After taking a final exam, a few of my classmates and I were discussing the fact that we were allowed to bring in one sheet of paper with whatever we wanted on it (i.e. a “cheat sheet”). Several of them espoused the notion that this was defeating the purpose of tests. I disagree. A correct appraisal of a test requires understanding the variables that it wishes to observe, the implicit relationship it assumes between these variables and the obstacles the test poses, and how well its estimates of the test-takers’ skills fit reality.
The purpose of tests is to cut down on information asymmetries between educator and educated. In a world with perfect information, a teacher would be able to directly observe how much the student understands the material taught in class and then make a decision on whether that is enough or not. Since this is not possible in the real world, tests are the best tools we’ve come up with to ascertain a pupil’s understanding.
The problem is that understanding is in itself difficult to observe. What we get back from tests are really mixed results from a variety of factors (i.e. the result of a function as opposed to its inputs) – performance under pressure, memory, computational ability, and actual understanding of the concepts. In this sense the instructor’s problem is very similar to that of the scientist – he observes a complex phenomenon and would like to isolate the effect of each variable to understand the structure of the whole.
Much can be said about the distinction between memory and understanding – I will go no further than suggesting that memory is the compilation of data and understanding is the connection of these to form a mental model of some event or process. Of course, there is no reason why understanding should be the only attribute that we want to observe.
The different types of exams in the field reflect different hypotheses on the nature of understanding, or attempts to isolate particular variables by controlling for the rest. A take-home test, for example, significantly diminishes the constraints of time, memory, and computational ability – if designed well, it could be one of the more effective ways of testing understanding. Tests where calculators are allowed remove most computational difficulties. As a last example, the “cheat-sheet” test removes much of the memory constraint, leaving the computation, time, and understanding elements combined.
Naturally, tests must be graded on a fixed scale, and isolating skills (by removing the corresponding obstacles) implies that whatever remains to be tested should be given added weight in the overall score. This adds to the complexity of test design, since it requires an estimation of what the average test-taker’s strengths will be in order to re-scale the exam.

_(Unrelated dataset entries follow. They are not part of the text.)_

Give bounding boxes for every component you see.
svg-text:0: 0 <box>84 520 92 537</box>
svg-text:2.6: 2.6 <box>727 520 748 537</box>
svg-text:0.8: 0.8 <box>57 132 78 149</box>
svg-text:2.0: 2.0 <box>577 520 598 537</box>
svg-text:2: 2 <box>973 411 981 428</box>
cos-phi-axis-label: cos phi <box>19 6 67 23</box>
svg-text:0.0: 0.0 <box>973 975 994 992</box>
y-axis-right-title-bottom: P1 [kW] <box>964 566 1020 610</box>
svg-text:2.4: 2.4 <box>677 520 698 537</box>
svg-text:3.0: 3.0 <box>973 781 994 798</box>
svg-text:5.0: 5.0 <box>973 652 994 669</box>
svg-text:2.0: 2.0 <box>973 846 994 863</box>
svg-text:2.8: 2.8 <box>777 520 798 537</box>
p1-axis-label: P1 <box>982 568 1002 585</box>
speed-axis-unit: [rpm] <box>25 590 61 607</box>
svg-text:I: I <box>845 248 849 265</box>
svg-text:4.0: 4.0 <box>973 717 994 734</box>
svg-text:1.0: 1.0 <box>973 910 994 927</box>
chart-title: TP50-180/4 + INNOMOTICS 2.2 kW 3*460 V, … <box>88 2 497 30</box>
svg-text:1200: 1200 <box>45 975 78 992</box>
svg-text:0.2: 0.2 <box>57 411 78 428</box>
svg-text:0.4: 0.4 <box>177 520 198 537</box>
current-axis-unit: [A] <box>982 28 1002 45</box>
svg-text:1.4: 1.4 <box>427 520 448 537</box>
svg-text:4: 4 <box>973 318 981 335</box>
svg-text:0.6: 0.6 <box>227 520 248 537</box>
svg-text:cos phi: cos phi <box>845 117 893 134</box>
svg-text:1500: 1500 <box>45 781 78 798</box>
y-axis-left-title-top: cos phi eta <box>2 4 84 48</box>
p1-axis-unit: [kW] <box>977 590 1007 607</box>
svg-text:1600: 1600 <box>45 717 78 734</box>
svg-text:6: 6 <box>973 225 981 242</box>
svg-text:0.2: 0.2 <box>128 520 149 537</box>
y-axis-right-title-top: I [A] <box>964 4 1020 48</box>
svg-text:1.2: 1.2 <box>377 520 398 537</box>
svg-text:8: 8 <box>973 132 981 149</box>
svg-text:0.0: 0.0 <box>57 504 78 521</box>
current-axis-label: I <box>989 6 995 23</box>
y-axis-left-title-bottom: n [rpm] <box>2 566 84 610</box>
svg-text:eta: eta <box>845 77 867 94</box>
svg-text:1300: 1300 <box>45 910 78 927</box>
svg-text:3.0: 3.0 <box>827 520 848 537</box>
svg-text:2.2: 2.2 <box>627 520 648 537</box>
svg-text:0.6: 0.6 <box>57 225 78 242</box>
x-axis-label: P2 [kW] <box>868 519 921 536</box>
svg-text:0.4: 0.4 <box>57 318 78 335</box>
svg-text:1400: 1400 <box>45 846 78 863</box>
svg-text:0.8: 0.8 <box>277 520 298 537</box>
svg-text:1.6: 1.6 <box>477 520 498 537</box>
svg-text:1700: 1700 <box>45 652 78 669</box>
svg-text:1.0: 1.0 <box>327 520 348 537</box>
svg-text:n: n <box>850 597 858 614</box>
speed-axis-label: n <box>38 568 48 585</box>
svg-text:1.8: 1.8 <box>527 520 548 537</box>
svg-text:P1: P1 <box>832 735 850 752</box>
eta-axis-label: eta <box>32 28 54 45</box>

If, for example, an instructor suspects that all his students are extremely good under pressure, a test without a time-limit should not be much harder than a timed test, since the constraint won’t make much difference. On the other hand, if memorizing facts is suspected to be a large (and unwanted) part of a test’s difficulty, an open-book test should be more difficult than its regular counterpart in the same proportion that memory plays in the overall skill-set for succeeding in the original test.
It is clear that, as a tool of observation, tests require all these traits in order to be effective. Moreover, when thinking of examinations in the larger context of education, these considerations gain relevance. Tests are often set as added incentives for students to work diligently. A poor test design not only distorts the information yielded, but it also distorts the incentives of the test-takers – if an instructor’s test model is believed to value memory over intuitive understanding, for example, students will resort to mnemonics instead of building the desired skill set.
A poorly designed test is one that, given a specific target variable, fails to control for other relevant factors or calibrate accordingly. Its failure has impact on both the test-taker and others. Those who take the test will either have suffered in performance or reacted to the test’s shortcomings by at least partly sacrificing the correct goals for the wrong ones. All others interested in the tests’ outcome will receive inaccurate signals from it, and their corresponding decisions will suffer accordingly.